In common carp (Cyprinus carpio), exposure to MPs alters blood biochemical parameters, i.e., reduced plasma levels of acetylcholinesterase (AChE) and gamma glutamyl-transferase (GGT) and increased aspartate aminotransferase (AST), alanine aminotransferase (ALT), alkaline phosphatase (ALP) and lactate dehydrogenase (LDH) [48]. Additionally, in immunological tests, specifically lysozyme and alternative complement (ACH50) activities, total immunoglobulins and complement C3 and C4 factors are lowered [48]. MPs (and NPs) are known to interact with heavy metals, and 30-day exposure to a mixture of plastic debris, mainly polyethylene (PE) and cadmium, further enhanced the detrimental effects on the biochemical and immunological assets in carp [48]. Importantly, these effects were observed for both concentrations tested (250 and 500 μg/L) when combined with the heavy metal, with the only exception of LDH, which significantly changed at the highest quantity tested. These results suggest a perturbation in cellular homeostasis due to the changes in biochemical parameters, and the altered immune system components might predispose to infectious diseases. To note, this work used a mixture of plastic fragments, mainly represented by PE, the most common type of characterised plastic in water, followed by polypropylene (PP) and PS [7].

In addition, PS orally administered accumulated in the gill with ROS production and histopathologic changes in loco in both 20 and 200 mg/L treated groups. Concentrations of MPs found in gills were 39.06, 73 and 175 item/individual for 2, 20 and 200 mg/L treated groups. This bioaccumulation was similar to what was found in the intestine. Structural damages were also observed in other distant organs demonstrating the circulatory system’s crucial role in transporting MP [49].
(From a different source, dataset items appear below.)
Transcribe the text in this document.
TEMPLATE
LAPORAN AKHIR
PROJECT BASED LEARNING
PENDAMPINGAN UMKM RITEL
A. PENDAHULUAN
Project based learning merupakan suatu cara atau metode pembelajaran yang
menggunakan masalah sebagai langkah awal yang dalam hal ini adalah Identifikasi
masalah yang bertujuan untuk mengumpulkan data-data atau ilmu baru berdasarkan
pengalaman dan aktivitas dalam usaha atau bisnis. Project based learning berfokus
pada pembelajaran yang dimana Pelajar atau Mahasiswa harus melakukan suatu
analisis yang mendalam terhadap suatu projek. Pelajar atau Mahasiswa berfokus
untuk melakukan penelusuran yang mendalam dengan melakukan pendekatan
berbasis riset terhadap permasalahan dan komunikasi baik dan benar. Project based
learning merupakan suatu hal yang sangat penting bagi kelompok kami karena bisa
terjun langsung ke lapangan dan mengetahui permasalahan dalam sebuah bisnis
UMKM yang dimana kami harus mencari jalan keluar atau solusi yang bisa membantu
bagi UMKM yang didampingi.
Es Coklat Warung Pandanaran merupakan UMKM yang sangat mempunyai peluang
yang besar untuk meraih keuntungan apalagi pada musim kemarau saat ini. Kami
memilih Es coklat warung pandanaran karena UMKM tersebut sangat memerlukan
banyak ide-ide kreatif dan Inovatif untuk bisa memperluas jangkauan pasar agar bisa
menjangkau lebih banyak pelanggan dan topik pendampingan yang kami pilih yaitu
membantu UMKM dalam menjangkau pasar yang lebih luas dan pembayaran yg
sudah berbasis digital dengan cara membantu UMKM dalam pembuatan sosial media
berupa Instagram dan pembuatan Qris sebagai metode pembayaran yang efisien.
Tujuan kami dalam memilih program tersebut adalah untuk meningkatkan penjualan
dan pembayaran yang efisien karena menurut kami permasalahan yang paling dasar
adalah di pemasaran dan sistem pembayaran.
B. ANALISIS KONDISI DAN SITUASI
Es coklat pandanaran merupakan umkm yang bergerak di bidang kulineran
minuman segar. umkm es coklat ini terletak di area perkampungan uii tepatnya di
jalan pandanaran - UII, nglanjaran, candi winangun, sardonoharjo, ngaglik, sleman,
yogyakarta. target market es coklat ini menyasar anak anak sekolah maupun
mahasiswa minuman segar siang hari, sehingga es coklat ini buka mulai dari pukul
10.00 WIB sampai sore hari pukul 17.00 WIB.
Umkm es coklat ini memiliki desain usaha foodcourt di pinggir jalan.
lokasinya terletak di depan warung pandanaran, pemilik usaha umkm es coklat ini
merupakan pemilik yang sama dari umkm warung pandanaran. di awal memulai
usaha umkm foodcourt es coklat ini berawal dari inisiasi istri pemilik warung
Recently, Sun et al. investigated the toxic cardiovascular effect of NPs in zebrafish embryos. The fluorescence images demonstrated that the NPs could inhibit sub-intestinal angiogenesis, which can be directly related to impaired cardiovascular formation and development and ultimately suggest that NPs can damage the vascular endothelium in these organisms [50]. Thrombotic effects were also evaluated, and a hypercoagulable state was found in the caudal vein, where authors observed erythrocytes aggregation and neutrophils recruitment and an incidence of thrombosis markedly elevated after NPs exposure [50]. From a hemodynamic perspective, decreased carbon monoxide levels and blood flow rate in treated groups were also dose-dependent, clearly detectable at concentration exposures of 100 and 200 μg/mL [50]. Vascular resistance increases after thrombosis, leading to elevation in blood pressure directly and the contraction process of the myocardium, thus affecting carbon monoxide levels. Therefore, hemodynamic changes further aggravate the thrombotic process. The same study also found ROS production and a generalised inflammatory response for 100 and 200 μg/mL concentrations. Researchers concluded that NPs trigger a pro-inflammatory and pro-coagulant state through the vascular endothelial cell layer, ultimately promoting thrombosis in vivo [50]. Analysis of haemocytes of the marine bivalve Mytilus galloprovincialis revealed blood toxicity of increasing concentrations of PS-NPs (1, 5 and 50 μg/mL) [51]. In the treated group, induction in cellular apoptosis was detected, with a rapid lysosomal destabilisation evidenced by an enhanced lysosomal enzyme release. The latter effect was more pronounced at the highest concentration of 50 μg/mL, accompanied by decreased phagocytic activity, indicating that the immunocompetence is compromised with PS-NPs [51]. Interestingly, 5 and 50 mg/mL administration induced an immediate lysozyme release, whereas a comparable increase was observed at all the concentrations tested for longer incubation times [51]. These results undoubtedly demonstrate that NPs compromise the immune function in marine invertebrates.